Member of the Legislative Assembly of New Brunswick
- In office 1952–1960
- Constituency: Saint John County

Personal details
- Born: Arthur William Carton November 16, 1886 Chicago, Illinois, U.S.
- Died: May 2, 1973 (aged 86) Saint John, New Brunswick, Canada
- Party: Progressive Conservative Party of New Brunswick

= Arthur W. Carton =

Canadian politician (1886–1973)

Arthur William Carton (November 16, 1886 – May 2, 1973) was a Canadian politician. He served in the Legislative Assembly of New Brunswick as member of the Progressive Conservative party from 1952 to 1960.
Arthur William Carton was born on 16 November 1886 in Chicago, later settling in Fairville (now part of Saint John, NB), where he pursued a career as a high-school principal before entering politics.
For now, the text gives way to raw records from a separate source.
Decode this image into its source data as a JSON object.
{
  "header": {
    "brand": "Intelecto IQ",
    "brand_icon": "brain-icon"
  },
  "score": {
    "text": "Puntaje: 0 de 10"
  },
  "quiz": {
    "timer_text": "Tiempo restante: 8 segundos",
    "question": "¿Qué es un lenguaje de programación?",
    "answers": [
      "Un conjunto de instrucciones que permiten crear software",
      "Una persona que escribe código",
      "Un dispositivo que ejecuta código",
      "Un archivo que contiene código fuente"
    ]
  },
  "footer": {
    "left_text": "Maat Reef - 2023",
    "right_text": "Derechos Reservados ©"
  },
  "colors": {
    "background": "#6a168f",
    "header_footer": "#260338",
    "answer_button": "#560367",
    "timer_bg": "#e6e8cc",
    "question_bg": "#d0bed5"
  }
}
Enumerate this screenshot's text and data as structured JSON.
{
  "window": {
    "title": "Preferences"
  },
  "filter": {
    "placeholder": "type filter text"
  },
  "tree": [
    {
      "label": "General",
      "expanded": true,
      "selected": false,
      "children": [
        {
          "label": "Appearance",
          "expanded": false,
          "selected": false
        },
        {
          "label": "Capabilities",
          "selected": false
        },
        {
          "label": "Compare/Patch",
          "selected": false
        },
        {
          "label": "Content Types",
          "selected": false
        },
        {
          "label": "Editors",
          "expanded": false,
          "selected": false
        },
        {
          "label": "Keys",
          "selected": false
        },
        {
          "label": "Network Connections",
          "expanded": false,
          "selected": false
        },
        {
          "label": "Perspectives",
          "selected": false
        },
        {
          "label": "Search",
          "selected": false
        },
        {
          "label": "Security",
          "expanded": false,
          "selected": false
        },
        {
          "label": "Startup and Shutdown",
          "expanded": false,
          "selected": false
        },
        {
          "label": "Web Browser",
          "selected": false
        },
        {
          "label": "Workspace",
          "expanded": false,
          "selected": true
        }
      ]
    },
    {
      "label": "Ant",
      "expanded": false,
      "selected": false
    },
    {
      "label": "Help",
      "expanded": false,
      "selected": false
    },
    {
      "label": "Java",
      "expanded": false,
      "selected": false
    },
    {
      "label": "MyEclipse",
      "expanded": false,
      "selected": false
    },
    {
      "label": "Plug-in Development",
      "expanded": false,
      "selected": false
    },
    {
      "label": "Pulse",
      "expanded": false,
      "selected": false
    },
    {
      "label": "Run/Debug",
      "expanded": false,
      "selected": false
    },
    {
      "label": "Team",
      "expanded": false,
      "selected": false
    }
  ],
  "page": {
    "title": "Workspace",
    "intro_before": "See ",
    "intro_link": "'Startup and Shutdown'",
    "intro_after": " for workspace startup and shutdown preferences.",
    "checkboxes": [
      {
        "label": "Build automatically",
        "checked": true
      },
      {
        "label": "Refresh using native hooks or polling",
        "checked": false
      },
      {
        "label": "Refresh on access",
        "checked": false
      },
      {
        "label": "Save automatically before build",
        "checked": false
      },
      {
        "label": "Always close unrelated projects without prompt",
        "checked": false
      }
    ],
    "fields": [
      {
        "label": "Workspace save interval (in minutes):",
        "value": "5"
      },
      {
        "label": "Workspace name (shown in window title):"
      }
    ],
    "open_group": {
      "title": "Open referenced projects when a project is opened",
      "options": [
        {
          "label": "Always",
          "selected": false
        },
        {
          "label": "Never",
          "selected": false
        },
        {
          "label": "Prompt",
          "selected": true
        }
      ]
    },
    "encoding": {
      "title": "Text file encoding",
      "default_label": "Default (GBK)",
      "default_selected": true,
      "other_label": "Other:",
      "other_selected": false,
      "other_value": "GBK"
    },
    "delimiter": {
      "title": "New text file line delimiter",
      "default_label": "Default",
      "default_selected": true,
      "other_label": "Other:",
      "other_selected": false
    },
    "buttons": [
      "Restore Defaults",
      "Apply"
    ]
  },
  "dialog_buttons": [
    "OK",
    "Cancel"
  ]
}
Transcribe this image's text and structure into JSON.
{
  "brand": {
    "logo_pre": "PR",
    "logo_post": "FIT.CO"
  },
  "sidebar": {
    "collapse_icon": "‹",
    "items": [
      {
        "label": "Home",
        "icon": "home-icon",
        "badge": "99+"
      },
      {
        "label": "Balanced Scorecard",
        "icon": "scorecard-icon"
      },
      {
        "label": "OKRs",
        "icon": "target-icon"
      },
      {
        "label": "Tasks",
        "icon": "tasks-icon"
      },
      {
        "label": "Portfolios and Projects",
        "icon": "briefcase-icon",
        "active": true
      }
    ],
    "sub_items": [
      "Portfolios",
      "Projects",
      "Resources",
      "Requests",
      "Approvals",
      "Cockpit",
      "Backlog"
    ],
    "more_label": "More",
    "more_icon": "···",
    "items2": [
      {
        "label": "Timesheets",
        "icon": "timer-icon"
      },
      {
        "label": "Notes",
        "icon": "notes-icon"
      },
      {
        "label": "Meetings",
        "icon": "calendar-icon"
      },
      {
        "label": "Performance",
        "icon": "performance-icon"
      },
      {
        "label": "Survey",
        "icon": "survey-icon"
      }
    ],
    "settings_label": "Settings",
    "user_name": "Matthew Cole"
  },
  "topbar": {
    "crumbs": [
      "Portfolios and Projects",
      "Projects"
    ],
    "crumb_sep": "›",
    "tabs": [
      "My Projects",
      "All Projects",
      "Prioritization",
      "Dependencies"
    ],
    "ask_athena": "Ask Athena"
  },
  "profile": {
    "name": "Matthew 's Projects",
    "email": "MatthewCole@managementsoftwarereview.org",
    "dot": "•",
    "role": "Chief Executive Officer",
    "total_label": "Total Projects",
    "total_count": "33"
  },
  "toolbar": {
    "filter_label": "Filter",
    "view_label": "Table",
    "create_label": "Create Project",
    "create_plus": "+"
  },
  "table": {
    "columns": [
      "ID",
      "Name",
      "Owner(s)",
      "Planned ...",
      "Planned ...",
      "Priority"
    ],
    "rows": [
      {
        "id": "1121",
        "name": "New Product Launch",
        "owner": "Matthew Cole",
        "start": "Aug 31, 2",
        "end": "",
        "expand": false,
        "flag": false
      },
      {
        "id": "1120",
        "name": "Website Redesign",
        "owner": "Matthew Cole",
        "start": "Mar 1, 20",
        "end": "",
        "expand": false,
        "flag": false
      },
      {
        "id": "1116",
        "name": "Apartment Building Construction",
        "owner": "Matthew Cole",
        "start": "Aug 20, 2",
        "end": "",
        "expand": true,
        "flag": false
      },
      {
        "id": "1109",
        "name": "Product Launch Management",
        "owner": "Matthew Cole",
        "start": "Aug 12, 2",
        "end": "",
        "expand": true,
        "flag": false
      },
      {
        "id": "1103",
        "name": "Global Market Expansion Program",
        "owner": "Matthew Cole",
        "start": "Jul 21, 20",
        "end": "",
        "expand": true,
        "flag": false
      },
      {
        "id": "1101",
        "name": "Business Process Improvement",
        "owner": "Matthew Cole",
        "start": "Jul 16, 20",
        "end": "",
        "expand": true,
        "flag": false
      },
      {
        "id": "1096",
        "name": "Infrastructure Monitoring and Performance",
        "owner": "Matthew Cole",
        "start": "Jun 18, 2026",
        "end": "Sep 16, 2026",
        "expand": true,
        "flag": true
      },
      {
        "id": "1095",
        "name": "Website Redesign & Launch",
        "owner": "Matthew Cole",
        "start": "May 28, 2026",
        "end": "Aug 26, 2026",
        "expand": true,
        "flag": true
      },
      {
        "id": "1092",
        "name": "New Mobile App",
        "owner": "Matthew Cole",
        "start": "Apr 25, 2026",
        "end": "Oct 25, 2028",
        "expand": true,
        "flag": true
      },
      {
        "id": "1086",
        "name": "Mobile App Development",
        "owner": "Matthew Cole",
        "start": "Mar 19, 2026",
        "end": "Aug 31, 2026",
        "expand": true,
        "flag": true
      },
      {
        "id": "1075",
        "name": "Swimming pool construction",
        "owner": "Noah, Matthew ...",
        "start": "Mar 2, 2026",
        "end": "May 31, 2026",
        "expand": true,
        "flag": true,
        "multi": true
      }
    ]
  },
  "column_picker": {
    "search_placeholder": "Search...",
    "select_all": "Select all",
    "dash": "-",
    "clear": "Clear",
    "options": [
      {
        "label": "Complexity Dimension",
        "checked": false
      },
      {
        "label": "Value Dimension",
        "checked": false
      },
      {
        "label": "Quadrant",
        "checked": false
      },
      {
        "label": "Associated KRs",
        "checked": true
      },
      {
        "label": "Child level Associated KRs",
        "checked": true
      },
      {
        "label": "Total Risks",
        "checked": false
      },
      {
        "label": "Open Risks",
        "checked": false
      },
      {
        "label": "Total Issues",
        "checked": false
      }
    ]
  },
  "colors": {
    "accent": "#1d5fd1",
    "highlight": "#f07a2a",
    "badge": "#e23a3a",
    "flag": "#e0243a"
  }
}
Elected at nearly age 66 during the 1952 general election, Carton represented Saint John County as a member of the Progressive Conservative Party of New Brunswick, serving through two successive assemblies (42nd, 1952–1956; 43rd, 1956–1960). He was re-elected in 1956 but lost his seat in the 1960 election; though he did not hold cabinet office, he supported Premier Hugh John Flemming’s regional economic development initiatives. After retiring from politics, Carton lived in Saint John until his death on 2 May 1973, aged 86.